Influence du Statut Parodontal de dents traitées endodontiquement : analyse de survie à 9 ans.

150 150 SFE Endodontie

Influence du Statut Parodontal de dents traitées endodontiquement : analyse de survie à 9 ans.

The Influence of Periodontal Status on Endodontically Treated Teeth: 9-year Survival Analysis

Khalighinejad N, Aminoshariae A, Kulild JC, Wang J, Mickel A.

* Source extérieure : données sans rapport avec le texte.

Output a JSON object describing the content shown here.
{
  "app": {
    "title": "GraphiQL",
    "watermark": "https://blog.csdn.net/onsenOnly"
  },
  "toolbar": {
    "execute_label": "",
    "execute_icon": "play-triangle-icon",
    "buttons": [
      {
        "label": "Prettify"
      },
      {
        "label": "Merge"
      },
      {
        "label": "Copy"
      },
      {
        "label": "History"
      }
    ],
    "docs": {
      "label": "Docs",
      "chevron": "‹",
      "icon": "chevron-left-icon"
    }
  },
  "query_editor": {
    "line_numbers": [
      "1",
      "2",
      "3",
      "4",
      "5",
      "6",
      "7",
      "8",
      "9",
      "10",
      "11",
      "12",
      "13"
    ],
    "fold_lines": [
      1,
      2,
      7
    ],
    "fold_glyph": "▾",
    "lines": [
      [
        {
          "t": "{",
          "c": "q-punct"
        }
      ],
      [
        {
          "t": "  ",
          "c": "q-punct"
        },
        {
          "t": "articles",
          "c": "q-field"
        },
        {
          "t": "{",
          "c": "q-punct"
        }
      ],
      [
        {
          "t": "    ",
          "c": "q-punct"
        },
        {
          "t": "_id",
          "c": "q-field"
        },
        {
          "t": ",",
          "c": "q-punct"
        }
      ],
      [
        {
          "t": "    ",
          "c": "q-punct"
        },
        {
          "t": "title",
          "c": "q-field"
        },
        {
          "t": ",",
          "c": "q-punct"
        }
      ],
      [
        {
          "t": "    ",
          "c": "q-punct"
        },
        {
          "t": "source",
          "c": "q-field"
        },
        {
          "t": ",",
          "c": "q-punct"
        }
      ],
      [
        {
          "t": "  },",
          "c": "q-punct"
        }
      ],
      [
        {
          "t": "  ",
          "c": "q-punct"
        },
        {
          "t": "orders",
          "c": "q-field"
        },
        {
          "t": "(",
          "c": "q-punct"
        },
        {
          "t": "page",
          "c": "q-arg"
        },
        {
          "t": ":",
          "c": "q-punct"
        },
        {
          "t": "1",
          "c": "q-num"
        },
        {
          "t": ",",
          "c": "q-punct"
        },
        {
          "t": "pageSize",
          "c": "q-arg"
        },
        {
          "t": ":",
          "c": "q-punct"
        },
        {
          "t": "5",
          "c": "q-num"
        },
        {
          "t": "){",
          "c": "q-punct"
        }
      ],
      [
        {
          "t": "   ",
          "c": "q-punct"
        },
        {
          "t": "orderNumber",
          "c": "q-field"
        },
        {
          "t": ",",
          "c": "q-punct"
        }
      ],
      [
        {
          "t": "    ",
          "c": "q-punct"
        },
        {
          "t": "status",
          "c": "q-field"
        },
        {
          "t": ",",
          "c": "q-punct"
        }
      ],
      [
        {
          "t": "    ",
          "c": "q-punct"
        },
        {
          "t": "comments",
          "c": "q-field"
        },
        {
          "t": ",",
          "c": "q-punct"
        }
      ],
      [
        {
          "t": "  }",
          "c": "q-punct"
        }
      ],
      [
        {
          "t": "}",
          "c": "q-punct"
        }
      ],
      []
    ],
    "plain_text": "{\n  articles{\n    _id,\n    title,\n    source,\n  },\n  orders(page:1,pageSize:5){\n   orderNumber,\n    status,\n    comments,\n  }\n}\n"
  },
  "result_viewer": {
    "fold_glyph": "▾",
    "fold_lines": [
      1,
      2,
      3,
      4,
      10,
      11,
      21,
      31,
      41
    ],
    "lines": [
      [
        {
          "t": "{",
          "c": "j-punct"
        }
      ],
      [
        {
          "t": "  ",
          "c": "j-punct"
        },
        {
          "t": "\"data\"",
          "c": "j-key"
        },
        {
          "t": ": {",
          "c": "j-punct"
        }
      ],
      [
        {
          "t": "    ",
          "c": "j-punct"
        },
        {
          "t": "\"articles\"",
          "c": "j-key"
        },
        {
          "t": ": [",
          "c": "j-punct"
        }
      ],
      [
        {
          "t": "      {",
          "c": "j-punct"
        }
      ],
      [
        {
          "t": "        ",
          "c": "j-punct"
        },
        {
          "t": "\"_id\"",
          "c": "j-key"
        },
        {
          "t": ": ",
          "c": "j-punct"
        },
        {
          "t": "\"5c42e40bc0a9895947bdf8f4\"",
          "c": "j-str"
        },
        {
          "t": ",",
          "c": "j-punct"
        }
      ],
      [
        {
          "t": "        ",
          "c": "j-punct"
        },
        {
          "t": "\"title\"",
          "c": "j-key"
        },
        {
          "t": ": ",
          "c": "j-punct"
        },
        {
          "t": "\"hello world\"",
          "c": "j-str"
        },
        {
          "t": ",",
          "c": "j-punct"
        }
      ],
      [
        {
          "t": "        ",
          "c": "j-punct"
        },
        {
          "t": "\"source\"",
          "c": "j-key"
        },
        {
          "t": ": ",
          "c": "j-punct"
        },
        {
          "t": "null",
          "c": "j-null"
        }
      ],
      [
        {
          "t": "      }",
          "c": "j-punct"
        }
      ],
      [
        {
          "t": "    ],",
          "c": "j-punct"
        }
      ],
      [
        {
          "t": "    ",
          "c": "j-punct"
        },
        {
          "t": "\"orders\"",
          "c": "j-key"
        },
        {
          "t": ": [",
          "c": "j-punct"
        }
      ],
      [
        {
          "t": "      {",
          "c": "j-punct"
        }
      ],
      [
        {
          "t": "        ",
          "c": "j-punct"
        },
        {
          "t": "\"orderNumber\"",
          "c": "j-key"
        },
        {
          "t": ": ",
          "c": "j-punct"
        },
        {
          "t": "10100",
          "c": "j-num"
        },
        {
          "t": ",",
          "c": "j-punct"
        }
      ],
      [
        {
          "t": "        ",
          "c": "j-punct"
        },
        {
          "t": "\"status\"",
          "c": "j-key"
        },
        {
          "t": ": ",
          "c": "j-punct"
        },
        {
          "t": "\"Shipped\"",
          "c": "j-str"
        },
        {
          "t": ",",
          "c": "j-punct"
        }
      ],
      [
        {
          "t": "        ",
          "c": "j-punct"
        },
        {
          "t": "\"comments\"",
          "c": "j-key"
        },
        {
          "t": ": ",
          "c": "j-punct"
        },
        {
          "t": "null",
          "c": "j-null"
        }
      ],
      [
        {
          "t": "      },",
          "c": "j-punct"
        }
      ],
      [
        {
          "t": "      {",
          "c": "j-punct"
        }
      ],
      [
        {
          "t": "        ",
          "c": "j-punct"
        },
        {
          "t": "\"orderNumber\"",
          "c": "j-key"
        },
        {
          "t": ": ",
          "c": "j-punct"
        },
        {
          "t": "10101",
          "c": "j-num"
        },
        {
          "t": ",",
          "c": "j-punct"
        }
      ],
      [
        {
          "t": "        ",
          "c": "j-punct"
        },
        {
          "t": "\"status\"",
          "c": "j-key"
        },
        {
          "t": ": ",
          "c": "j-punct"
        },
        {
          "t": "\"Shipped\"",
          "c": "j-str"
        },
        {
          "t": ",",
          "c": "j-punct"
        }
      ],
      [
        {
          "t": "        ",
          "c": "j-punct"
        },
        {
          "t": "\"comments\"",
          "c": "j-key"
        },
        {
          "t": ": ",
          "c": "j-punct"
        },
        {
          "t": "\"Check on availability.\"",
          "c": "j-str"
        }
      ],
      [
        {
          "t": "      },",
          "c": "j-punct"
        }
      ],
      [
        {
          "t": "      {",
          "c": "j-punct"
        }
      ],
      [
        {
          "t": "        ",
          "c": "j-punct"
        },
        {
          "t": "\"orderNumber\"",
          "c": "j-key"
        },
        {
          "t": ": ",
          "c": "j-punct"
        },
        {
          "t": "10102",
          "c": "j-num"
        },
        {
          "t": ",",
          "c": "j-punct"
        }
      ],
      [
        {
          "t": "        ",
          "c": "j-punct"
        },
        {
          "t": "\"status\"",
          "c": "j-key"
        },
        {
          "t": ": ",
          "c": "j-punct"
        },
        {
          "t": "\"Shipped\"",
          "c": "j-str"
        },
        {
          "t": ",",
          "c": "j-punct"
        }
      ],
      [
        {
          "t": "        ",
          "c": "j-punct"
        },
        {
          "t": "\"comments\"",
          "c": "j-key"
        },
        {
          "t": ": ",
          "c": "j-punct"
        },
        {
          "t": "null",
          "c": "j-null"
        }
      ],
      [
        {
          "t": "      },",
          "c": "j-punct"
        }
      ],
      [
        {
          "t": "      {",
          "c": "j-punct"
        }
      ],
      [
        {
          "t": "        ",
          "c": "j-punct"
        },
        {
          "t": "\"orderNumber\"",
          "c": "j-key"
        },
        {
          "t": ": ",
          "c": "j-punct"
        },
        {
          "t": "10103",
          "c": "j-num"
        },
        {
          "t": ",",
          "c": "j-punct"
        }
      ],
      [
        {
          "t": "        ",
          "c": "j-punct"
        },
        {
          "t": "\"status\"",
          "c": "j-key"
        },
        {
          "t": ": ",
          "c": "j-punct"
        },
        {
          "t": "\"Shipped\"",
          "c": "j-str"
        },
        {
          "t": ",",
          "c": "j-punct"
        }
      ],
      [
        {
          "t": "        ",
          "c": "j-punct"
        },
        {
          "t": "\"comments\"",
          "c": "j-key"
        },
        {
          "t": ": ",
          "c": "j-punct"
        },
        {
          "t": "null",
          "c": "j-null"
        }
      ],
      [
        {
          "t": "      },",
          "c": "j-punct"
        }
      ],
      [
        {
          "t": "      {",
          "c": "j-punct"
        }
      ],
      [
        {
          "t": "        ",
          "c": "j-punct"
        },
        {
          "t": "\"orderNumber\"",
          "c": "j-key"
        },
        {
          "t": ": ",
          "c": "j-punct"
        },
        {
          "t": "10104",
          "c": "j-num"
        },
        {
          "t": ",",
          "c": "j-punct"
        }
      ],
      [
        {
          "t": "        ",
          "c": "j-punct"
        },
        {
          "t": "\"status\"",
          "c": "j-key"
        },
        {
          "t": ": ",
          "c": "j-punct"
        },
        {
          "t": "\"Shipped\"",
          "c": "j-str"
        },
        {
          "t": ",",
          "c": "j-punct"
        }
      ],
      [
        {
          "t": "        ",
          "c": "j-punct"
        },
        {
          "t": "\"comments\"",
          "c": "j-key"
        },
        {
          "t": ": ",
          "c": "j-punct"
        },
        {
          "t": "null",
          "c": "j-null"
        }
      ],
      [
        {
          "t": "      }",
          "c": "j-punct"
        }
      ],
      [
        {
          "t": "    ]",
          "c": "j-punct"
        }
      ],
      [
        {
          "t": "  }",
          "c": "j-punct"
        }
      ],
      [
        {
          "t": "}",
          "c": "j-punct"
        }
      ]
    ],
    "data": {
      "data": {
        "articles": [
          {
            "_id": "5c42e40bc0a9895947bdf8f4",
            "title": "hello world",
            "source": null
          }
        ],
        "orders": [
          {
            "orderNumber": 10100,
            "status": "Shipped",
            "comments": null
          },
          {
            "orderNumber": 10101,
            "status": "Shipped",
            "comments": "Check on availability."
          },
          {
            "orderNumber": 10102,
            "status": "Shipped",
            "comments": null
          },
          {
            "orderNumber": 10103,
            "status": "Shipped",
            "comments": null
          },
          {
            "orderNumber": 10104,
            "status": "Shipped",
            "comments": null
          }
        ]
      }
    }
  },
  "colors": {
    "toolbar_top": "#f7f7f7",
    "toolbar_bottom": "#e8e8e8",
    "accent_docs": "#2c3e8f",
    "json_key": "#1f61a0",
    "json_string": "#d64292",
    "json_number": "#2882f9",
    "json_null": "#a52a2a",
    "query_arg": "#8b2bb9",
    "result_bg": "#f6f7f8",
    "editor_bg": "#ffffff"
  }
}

J Endod. 2017 Nov; 43(11): 1781-17855

 

Introduction :

Le but de cette étude est d’investiguer l’effet du statut parodontal au moment du traitement endodontique non chirurgical (TENC) sur le taux de survie des dents traitées endodontiquement (DTE).

 

Méthodes:

Dans cette étude rétrospective, des molaires ayant reçu un TENC dans un programme de spécialisation en endodontie de 2009 à 2017, ont été initialement recrutées. Après l’application de critères d’inclusion et d’exclusion, 315 dents ont été inclues dans l’étude. Les critères d’inclusion étaient des DTE avec un TENC de qualité acceptable ; DTE ayant reçu une couronne adéquate dans les 3 mois suivant le TENC ; et des DTE avec un « charting » parodontal complet avant le TENC comprenant profondeur de poches, perte d’attache clinique et perte osseuse. Le statut parodontal de toutes les dents a été évalué selon les recommandations de l’Académie Américaine de Parodontologie (American Academy of Periodontology). Toutes les DTE ont été divisées en 3 groupes: groupe sain, parodontite lègère, parodontite modérée. Le taux de survie des DTE a été analysé en utilisant les tests univariés de Kaplan-Meier et log-rank pour étudier les différences entre les groupes (p<0.5). Un modèle de régression COX a été utilisé pour évaluer l’effet de variables indépendantes sur le taux de survie.

 

Résultats:

Les dents qui ont été diagnostiquées avec une parodontite légère avaient 2 fois plus de chance d’être extraites comparées aux dents diagnostiquées avec un parodonte normal au moment du TENC (odds ratio [OR] = 1.9, p < .05). Ce risque accru de perte dentaire était de 3.1 (OR = 3.1, p < .05) pour les TENC diagnostiqués avec une parodontite modérée. Les fumeurs étaient deux fois plus à risque de perdre une dent comparé aux non-fumeurs (OR=2.2, p < .05).

 

Conclusions:

La santé parodontale des patients, apparaît comme l’un des facteurs pronostiques déterminants pour le pronostic des TENC et requiert une attention particulière en amont et à distance du TENC. Cela pourrait améliorer la survie des DTE et aider les patients à maintenir leur denture naturelle.

 

Analyse:

La perte d’une ou plusieurs dents impacte négativement la qualité de vie des patients. Les motifs les plus souvent incriminés pour les avulsions dentaires sont : les atteintes parodontales, les échecs endodontiques ainsi que les échecs prothétiques. Plusieurs auteurs se sont ainsi intéressés aux facteurs pronostics intervenant dans la perte dentaire à moyen et long terme que ce soit dans le domaine de l’endodontie ou de la parodontie (Ng et coll. 2010 ; Graetz et coll. 2015). Récemment, certaines études rétrospectives publiées dans des journaux orientés en parodontologie ont souligné l’impact négatif du traitement endodontique sur le devenir à long terme d’une dent en phase de maintenance parodontale (Pretzl et coll. 2016 ; Dannewitz et coll. 2016). Néanmoins de multiples facteurs de confusion tels que le statut pulpaire et péri-apical avant traitement, le motif, la date de réalisation du traitement endodontique, sa qualité, le type ainsi que la qualité de la restauration coronaire ou encore la sévérité de l’atteinte parodontale n’ont été que partiellement ou non pris en considération. L’association entre parodonte et traitement endodontique quant à la survie des dents impliquées ne donne pas non plus d’indication sur la nature de celle-ci. Il n’est en effet pas inconcevable que les dents dont les atteintes parodontales sont les plus sévères et qui présentent donc un risque accru d’extraction aient nécessité une thérapeutique endodontique afin de les maintenir sur l’arcade.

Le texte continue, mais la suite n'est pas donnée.